The items, an engraved funeral stele dating back to the fourth century BC and an engraved sculpture dating to the sixth century BC, will be displayed by the ministry “as soon as they return from the United States,” culture minister George Voulgarakis told reporters.
The Greek authorities had spent months brokering the antiquities’ restitution, and they continue to claim a golden funeral crown and a marble torso of a young woman also held by the Getty.
“Following a careful internal examination, the museum concluded that it would be right to return [the stele and sculpture],” the culture ministry said in a statement.
The Getty officially signed over ownership of the two items to Greece August 20, following talks with Greek culture ministry staff in Los Angeles last week, the ministry said.
Bearing the figure of a warrior and the inscription ‘Athanias,’ the funeral stele was unearthed during an unlicensed dig north of Athens in the 1990’s, and was listed by the Los Angeles museum as one of its masterpieces, Voulgarakis has said.
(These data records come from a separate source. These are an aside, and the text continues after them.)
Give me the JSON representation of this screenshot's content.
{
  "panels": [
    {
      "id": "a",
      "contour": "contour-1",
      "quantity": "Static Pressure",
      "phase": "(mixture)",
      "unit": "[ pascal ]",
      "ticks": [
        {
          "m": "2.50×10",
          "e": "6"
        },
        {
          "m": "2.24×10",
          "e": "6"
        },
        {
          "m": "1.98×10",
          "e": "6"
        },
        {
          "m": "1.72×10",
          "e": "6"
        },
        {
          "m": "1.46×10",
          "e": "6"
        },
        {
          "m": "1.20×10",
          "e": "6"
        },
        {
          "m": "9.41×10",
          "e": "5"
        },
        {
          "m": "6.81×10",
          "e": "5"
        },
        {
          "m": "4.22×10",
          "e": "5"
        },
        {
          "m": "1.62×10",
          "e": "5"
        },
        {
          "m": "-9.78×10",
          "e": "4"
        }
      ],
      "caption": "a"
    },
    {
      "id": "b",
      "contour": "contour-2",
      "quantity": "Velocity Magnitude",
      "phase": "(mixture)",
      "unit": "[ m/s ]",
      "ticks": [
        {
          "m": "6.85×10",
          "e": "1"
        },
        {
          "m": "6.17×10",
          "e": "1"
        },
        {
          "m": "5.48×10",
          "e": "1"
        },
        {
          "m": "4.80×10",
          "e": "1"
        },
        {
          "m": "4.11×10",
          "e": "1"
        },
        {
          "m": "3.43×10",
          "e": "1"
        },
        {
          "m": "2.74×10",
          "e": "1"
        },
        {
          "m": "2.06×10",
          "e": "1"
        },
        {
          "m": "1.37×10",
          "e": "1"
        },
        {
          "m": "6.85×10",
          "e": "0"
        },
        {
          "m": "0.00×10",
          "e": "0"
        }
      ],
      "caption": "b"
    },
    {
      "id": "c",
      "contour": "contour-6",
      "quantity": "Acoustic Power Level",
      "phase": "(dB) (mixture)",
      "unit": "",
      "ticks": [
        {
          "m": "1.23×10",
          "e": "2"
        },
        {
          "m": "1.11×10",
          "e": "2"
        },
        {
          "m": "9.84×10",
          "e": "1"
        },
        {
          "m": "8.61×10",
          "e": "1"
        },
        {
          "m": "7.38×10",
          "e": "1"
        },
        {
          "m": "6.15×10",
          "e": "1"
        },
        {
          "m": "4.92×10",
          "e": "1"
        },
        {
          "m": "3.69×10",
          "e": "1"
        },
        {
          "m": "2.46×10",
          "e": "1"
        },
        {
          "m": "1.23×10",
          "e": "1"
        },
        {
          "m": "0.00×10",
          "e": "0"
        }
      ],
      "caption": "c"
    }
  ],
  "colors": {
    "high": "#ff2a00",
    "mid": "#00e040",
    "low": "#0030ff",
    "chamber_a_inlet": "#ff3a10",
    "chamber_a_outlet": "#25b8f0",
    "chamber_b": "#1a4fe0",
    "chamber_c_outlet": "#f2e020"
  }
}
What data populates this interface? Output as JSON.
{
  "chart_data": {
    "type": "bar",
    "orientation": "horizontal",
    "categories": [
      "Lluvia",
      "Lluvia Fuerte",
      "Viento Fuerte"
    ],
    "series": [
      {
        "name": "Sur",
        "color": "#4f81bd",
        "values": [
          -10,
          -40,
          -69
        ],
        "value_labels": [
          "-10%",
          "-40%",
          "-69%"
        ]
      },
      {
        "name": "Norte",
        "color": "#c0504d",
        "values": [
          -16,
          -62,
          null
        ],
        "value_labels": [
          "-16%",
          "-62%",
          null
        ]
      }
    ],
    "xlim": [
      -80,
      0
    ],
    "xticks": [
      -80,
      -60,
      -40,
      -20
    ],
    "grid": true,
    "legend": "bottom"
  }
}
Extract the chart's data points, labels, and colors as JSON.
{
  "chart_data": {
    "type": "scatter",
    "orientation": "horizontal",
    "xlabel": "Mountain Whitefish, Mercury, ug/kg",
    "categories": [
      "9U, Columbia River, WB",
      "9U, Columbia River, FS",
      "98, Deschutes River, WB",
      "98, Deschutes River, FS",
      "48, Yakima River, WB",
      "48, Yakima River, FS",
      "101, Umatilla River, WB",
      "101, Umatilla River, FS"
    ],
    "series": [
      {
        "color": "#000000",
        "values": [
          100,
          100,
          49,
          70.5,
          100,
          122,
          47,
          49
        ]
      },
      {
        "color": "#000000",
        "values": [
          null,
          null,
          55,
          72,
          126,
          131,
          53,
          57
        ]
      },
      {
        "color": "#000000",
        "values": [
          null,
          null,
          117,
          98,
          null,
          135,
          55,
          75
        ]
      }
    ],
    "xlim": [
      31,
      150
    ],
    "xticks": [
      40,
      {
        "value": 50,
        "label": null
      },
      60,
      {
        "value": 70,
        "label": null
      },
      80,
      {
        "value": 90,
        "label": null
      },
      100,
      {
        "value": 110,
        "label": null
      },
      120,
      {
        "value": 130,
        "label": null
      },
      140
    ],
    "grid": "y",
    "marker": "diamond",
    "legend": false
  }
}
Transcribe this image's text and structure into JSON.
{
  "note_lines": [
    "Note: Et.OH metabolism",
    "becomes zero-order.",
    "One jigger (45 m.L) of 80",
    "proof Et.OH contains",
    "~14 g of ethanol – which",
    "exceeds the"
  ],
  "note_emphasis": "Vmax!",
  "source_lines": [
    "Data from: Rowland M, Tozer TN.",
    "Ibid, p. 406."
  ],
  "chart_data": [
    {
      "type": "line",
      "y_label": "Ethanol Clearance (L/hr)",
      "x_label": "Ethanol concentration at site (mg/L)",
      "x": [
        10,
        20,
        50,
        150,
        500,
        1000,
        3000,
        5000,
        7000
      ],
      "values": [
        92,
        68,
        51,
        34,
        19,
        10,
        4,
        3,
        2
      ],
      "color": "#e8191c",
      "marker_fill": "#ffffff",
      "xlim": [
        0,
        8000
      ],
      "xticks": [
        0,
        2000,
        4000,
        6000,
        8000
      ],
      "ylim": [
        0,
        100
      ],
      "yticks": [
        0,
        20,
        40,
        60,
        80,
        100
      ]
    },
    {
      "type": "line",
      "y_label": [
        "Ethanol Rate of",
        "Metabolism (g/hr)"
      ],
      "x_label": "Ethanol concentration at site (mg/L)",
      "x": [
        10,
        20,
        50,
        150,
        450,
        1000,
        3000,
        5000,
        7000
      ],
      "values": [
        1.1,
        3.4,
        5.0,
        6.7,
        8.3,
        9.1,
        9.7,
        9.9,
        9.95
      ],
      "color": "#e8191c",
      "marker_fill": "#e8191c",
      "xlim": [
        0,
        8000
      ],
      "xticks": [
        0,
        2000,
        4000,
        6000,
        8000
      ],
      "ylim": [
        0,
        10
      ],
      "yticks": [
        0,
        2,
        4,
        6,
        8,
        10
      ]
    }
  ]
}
The sculpture, which shows two female supplicants praying before a goddess, was stolen at the beginning of the twentieth century from a French Archaeological School storehouse on the Greek island of Thassos.
Talks on the remaining two Getty items claimed by Greece will be held with the museum “in the near future,” the ministry said.
Voulgarakis added that in early September, Greece will also take delivery of a 2,500-year-old marble heel of a male statue – a fragment of the Athens Parthenon frieze – held by Heidelberg University in Germany.
“This is the first time that a Parthenon fragment returns to Greece,” he said.
The case is different to that of the Getty, where Greece had prepared legal action before an agreement was reached between Voulgarakis and museum director Michael Brand in May.
The ministry has not officially said whether Heidelberg will be offered anything in return for the marble heel.
The Greek authorities have recently stepped up efforts to clamp down on the illegal trafficking of antiquities that has plagued the country’s rich archaeology heritage for decades.
In the meantime Greece continues to pursue a 20-year quest for the restitution of the Parthenon’s eastern frieze, better known as the Parthenon or Elgin Marbles, held by the British Museum in London.
The temple frieze was removed in 1806 by agents of Lord Elgin, the British government’s ambassador to the Ottoman Empire, which occupied Greece at the time.